Ketidakadilan tentu membawa banyak efek negatif terhadap kehidupan korbannya. Berbagai bentuk ketidakadilan yang dialami perempuan dalam ranah publik, seperti bentuk marginalisasi, subordinasi, stereotip, kekerasan, dan beban kerja ganda.
Dalam hal ini penulis akan memfokuskan terhadap berbagai bentuk ketidakadilan yang dialami oleh nasib buruh perempuan di Indonesia. Indonesia adalah salah satu negara berkembanag yang menjadi magnet bagi para penanam saham asingn untuk membuka tempat produksi berbagai kebutuhan manusia yang selanjutnya akan dipasarkan ke seluruh dunia. Mengapa para pengusaha lebih memilih pekerja perempuan? Alasannya mudah karena upah kerja perempuan di negara berkembang dapat dikatakan minim, mereka tidak akan mendapat tunjangan untuk keluarga tidak seperti pekerja laki-laki.
Contoh perusahaan yang mempekerjakan lebih banyak pekerja perempuan adalah perusahaan garmen, perempuan yang ulet dalam melaksanakan berbagai bagian dianggap dapat menyelesaikan target yang dibutuhkan pasar. Banyak permasalahan yang dialami oleh pekerja perusahaan garmen di kawasan industri Terboyo, Semarang.

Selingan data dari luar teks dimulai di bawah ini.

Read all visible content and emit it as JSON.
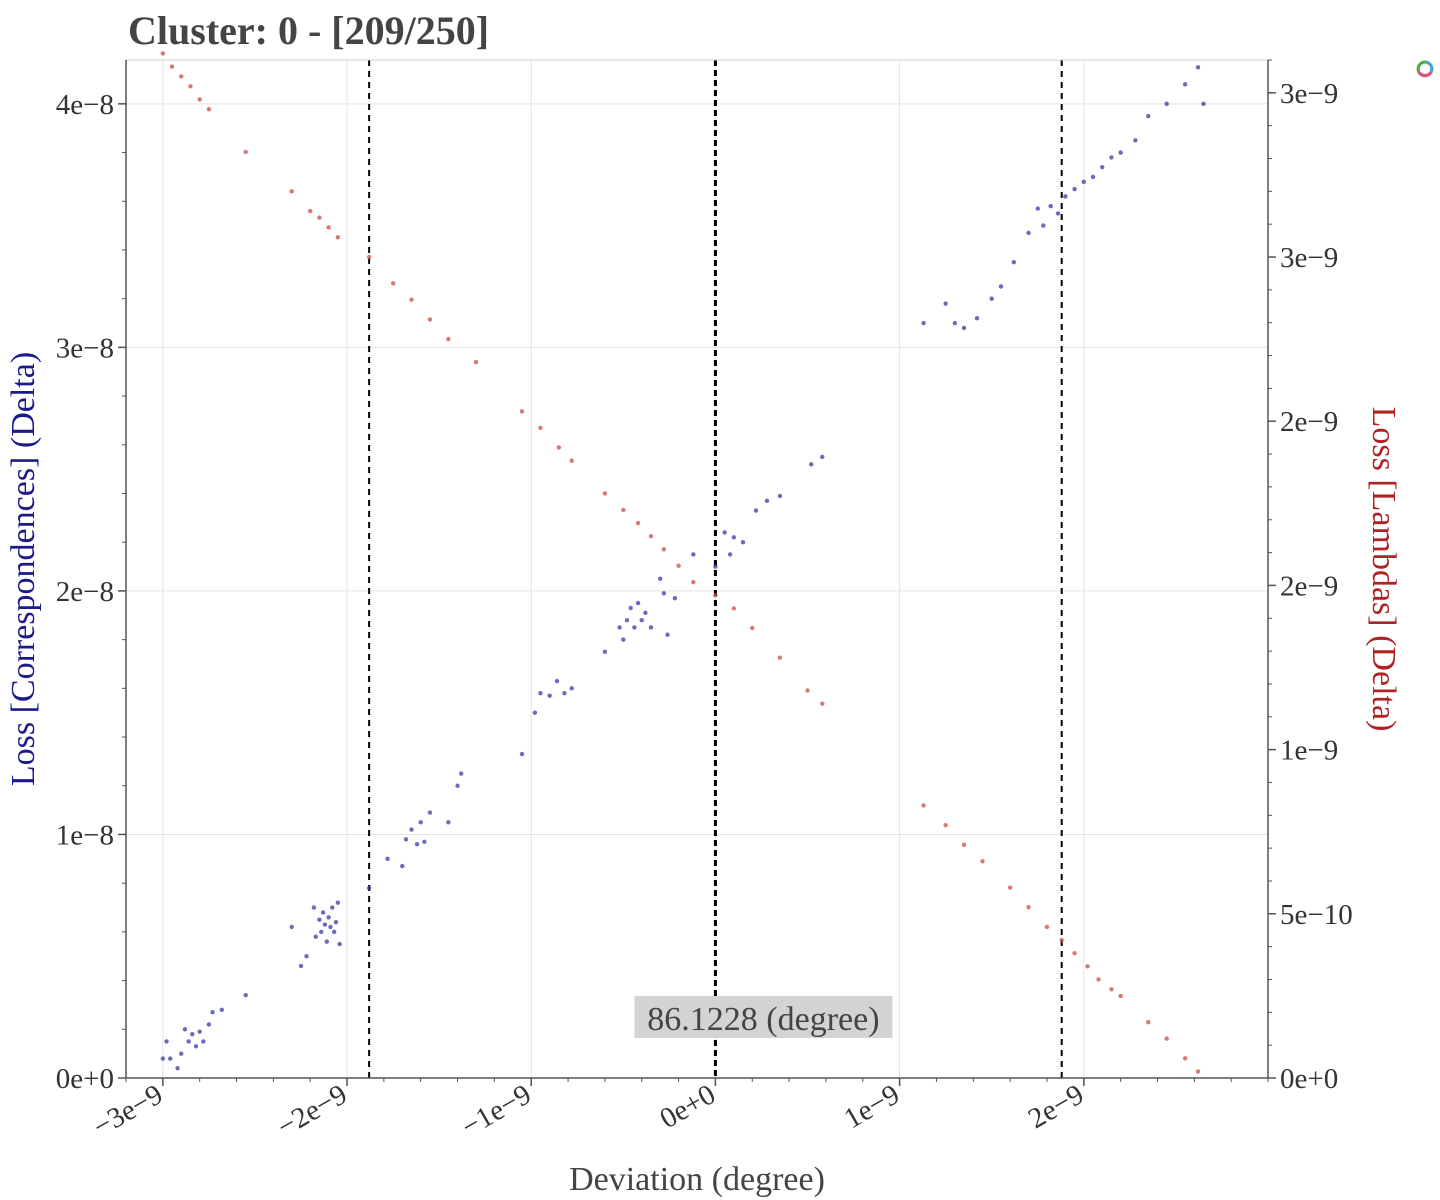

Seperti menurut salah satu karyawan yang menyampaikan bahwa piha perusahaan tidak memberi toleransi kepada karyawati yang tengah sakit atau melahirkan, selain itu terdapat kenyataan bahwa selama cuti hamil karyawati tidak mendapatkan upah seperti yang seharusnya. Bahkan terdapat pula pemutusan hubungan kerja secara sepihak.
Bentuk ketidakadilan yang dialami kaum buruh perempuan di Indonesia tidak hanya diberikan oleh pihak perusahaan, namun juga dari masyarakat yang masih menggangap tabu terhadap fenomena perempuan bersuami yang bekerja. Permpuan yang berkerja di sektor publik dianggap telah menyalahi kodratnya sebagai istri, disamping itu perempuan juga hanya dianggap sebagai “membantu mencari nafkah keluarga” karena laki-laki yang memiliki tanggung jawab utama terhadap hal tersebut.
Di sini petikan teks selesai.